Transferee May be Bound by Post-transfer Changes to Collective Agreements


3 mins

Posted on 26 Feb 2013

The Advocate General considers that EU law does not prohibit UK courts from interpreting TUPE so as to allow transferred employees to benefit from post-transfer changes to collective agreements to which the transferee is not a party.

In Alemo-Herron v Parkwood, the employees were originally employed by Lewisham Borough Council.  Their contracts provided that their terms and conditions would be in accordance with collective agreements negotiated from time to time with the National Joint Council for Local Government (NJC).  Their employment subsequently transferred to Alemo-Herron under TUPE.  Alemo-Herron was not a party to the NJC collective agreement but the employees argued that they should still receive the benefit of pay increases negotiated by the NJC after the transfer and brought unlawful deductions from wages claims.

After conflicting decisions from the employment tribunal, Employment Appeal Tribunal and the Court of Appeal, the case came before the Supreme Court.  The Supreme Court asked the ECJ for clarification and the Advocate-General has now given his opinion.  In his view, the Acquired Rights Directive does not preclude Member States from providing in their laws that transferee employers will be bound by post-transfer changes to collective agreements to which they are not a party.  However, this approach would breach the transferee’s rights under Article 16 (freedom to conduct a business) of the Charter of Fundamental Rights if the obligation to accept future collectively agreed terms is “unconditional and irreversible”.  In his view, the obligation under UK law is not “unconditional and irreversible” as UK law does not appear to preclude transferred employees from agreeing with the transferor that such clauses can be dispensed with.

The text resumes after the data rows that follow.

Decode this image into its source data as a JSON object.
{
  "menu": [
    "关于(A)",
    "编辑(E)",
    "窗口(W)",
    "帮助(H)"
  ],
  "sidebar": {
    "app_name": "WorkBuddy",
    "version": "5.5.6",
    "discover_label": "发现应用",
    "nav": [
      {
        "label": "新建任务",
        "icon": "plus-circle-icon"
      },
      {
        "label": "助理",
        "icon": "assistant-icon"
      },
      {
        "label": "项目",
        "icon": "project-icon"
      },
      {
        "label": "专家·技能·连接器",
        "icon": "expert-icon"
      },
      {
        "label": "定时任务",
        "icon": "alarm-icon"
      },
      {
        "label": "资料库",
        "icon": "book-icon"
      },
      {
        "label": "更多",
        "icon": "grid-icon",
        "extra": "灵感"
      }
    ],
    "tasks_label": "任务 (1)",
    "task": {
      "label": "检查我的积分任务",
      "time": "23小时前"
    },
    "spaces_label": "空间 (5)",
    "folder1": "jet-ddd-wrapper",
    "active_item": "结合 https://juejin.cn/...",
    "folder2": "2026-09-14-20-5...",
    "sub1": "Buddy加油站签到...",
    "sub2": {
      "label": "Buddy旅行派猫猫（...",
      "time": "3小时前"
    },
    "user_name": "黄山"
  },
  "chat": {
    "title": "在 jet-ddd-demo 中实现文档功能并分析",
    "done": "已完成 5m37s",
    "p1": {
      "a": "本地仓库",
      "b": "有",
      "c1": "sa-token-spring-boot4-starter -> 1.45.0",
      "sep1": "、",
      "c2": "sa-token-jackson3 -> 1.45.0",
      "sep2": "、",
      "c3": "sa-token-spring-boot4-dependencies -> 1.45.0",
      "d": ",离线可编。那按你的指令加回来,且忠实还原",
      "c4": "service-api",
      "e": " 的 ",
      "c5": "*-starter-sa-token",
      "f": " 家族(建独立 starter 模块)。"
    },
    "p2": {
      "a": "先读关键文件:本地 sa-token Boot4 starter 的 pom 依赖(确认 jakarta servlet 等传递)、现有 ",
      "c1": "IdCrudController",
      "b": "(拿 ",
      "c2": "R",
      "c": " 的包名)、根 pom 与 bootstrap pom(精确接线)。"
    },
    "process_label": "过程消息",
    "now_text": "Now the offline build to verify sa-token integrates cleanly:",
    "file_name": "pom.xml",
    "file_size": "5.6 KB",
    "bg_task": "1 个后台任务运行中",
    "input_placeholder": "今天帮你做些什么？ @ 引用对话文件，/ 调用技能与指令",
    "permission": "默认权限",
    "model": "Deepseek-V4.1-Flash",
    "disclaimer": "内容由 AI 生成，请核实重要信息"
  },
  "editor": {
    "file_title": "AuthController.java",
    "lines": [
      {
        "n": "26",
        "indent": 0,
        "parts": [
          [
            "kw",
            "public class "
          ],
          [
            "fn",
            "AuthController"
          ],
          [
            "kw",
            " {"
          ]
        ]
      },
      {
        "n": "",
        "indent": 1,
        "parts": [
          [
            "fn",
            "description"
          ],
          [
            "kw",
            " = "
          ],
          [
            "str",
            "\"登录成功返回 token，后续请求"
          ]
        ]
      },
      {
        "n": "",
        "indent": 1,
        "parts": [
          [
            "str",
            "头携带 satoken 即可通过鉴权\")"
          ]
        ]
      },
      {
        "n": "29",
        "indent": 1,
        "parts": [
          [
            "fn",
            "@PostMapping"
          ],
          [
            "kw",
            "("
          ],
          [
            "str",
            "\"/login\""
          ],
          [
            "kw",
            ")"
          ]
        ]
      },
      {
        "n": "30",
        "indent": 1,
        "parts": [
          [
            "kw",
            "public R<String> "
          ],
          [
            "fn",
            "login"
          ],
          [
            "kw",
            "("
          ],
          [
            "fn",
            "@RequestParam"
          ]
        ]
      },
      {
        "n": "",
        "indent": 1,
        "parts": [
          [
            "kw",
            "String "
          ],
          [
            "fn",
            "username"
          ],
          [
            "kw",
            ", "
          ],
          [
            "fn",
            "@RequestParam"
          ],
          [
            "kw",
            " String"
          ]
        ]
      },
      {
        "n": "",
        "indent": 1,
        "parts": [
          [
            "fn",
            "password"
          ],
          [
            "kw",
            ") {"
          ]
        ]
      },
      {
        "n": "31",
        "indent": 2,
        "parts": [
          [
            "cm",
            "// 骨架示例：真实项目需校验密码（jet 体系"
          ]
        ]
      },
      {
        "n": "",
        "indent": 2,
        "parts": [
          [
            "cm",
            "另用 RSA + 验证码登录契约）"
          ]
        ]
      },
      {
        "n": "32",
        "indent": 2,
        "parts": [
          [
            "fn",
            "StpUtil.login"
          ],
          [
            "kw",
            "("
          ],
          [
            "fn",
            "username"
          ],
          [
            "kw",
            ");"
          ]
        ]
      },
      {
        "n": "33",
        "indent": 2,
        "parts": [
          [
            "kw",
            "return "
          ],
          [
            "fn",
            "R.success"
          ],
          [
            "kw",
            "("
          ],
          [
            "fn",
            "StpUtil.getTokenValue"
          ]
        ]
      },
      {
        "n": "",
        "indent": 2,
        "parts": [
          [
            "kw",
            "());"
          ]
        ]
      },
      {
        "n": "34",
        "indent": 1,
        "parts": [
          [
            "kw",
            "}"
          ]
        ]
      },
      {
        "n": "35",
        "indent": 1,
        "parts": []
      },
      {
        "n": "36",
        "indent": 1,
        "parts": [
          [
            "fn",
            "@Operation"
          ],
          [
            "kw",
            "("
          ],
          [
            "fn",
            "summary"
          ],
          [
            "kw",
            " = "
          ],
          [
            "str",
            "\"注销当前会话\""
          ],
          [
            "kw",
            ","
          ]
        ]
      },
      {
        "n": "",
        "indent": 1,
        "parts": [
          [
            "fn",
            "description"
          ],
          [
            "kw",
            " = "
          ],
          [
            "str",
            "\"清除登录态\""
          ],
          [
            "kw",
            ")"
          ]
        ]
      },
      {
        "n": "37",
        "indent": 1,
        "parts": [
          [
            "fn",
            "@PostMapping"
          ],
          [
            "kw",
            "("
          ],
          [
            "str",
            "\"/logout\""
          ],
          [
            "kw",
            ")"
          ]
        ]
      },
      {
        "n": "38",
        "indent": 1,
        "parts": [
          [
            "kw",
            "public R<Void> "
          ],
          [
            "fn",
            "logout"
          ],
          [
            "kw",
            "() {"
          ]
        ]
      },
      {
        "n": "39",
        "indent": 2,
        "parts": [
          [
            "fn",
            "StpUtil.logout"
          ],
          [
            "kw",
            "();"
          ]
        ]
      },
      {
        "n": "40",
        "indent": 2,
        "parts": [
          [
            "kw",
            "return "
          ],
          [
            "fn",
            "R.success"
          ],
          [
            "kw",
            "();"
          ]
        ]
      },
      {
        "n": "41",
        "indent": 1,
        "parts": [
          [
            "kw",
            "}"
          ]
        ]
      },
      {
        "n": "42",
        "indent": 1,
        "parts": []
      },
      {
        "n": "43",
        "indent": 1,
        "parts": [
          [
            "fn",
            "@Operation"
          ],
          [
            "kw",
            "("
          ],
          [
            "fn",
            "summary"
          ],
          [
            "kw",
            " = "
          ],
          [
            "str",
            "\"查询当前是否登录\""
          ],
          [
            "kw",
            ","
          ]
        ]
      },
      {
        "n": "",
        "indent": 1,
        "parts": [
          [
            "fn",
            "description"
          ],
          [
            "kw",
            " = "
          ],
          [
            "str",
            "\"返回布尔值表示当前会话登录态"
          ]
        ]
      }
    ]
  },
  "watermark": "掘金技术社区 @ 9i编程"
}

If the European Court of Justice comes to the same view, employers who inherit staff whose contracts incorporate the terms of an industry-wide collective agreement as negotiated from time to time will find themselves bound by future changes to that collective agreement, even though they are not a party to it. However, the Advocate-General’s view that transferors can agree with transferred employees that future changes should not apply is over-simplistic.  Under TUPE, any detrimental changes to contractual terms made for a reason connected with the transfer are void, unless for an economic, technical or organisation reason entailing changes in the workforce – a defence unlikely to be made out in cases such as this. Arguably therefore the obligation under UK law is “unconditional and irreversible” and the ECJ’s view on this issue is awaited with interest.